Just about nothing was spared: tech led the selloff (Netflix -8%), with an assist from ecommerce (Wayfair -26%... more on that in a sec). But even banks like JPMorgan and non-cyclicals like Coke and P&G got hit.
The return of (IRL) retail therapy… While you ditch front-porch packages for fitting rooms and food courts, online retailers are being left in the dust. In yesterday’s big selloff, shares of Shopify sank 15% after the popular ecomm platform saw sales slow for the fourth straight quarter.
Caribbean cruise > cyber sales... In the past two years, nearly a fifth of every dollar spent in the US came from online orders. Yet with consumers returning to their 2019 spending habits — on concerts, vacays, and Sunday brunch — the boom in e-buying is losing momentum. US ecommerce sales have dropped 3X compared to 2020 levels. That’s showing up in the bottom line of some of the biggest pandemic winners:
The Great Normalization is here... Ecommerce sites benefited from a huge pull-forward boost in demand during the pandemic, fueled by stimmy checks and boredom. As Visa’s and Mastercard’s earnings showed, consumers are still opening their wallets — they just have new priorities. For platforms like Shopify, it means adjusting expectations for the new new normal of more balanced spending.
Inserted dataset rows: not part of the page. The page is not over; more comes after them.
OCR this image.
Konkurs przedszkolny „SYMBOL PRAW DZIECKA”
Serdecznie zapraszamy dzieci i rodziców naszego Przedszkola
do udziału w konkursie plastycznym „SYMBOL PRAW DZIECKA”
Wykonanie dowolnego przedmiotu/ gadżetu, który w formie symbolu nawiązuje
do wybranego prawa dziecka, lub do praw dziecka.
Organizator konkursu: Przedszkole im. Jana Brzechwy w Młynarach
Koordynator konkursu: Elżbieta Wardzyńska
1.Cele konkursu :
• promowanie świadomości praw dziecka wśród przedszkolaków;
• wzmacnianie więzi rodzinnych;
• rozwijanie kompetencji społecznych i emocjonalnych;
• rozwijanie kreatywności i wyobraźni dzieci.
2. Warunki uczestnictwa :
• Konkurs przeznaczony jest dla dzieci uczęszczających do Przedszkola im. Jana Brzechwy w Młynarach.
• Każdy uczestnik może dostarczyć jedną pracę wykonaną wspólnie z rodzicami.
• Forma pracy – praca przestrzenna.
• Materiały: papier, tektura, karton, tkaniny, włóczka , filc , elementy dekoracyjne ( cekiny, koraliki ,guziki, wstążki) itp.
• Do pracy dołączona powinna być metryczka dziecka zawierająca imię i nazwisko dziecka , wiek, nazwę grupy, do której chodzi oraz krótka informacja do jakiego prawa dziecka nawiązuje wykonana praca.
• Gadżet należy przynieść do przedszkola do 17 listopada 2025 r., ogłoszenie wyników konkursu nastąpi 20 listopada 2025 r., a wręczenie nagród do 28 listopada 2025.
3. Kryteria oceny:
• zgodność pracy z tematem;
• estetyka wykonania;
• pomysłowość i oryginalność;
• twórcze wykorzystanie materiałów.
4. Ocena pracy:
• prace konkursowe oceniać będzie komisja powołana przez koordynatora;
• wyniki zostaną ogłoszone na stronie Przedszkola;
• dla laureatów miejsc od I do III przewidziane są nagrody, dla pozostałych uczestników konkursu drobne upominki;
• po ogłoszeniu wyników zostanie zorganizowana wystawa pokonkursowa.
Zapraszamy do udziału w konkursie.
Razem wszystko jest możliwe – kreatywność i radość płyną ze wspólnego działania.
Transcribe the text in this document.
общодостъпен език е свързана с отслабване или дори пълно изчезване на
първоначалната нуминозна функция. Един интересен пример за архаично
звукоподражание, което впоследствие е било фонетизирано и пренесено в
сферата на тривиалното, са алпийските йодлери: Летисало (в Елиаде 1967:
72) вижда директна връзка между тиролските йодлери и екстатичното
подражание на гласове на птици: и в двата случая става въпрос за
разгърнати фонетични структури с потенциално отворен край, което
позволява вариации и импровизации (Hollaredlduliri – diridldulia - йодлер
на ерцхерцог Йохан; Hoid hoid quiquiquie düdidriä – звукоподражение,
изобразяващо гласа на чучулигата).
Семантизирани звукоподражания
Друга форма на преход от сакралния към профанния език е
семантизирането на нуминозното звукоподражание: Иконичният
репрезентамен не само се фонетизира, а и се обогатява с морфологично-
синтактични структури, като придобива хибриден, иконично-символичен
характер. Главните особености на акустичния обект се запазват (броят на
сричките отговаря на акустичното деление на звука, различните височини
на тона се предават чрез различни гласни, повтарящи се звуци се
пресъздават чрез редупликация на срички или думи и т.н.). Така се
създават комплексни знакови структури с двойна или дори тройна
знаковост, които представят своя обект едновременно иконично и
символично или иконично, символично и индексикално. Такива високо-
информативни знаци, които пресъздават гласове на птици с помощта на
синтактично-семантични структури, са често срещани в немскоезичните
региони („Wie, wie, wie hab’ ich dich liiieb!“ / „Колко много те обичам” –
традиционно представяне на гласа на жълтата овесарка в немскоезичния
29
Come Shell or high water… Soaring energy prices: bad for consumers, great for oil companies. How great? Yesterday, London-based Shell reported a record $9.1B quarterly profit — 3X last year’s — despite $4B+ in losses related to its leaving Russia. It’s something of a trend.
Big buybacks, big blowback… US and UK lawmakers have started calling for a “windfall tax” on energy giants, a one-time tax on their excess profits. The idea is to use the cash to help consumers with rising prices at the pump. Critics say the money would be better spent investing in renewable energy.
Windfalls come in many forms… Russia’s invasion of Ukraine gave oil giants a financial windfall in booming profits. It also gave them a strategic windfall: it illustrated how dependent the global economy still is on fossil fuels, whether we like it or not. Earlier this week, VW said it planned to keep using coal because of a proposed EU ban on Russian oil. Then Shell’s CEO told investors the war proves the need for big oil producers, despite the pressure to act on the climate crisis.
Authors of this Snacks own: shares of Exxon, Twitter, Amazon, Shopify, and Netflix
Correction: We misstated that earnings were expected from Zillow and Berkshire Hathaway. They had already reported. Zillow reported on May 5 and Berkshire Hathaway on April 30. We regret the error.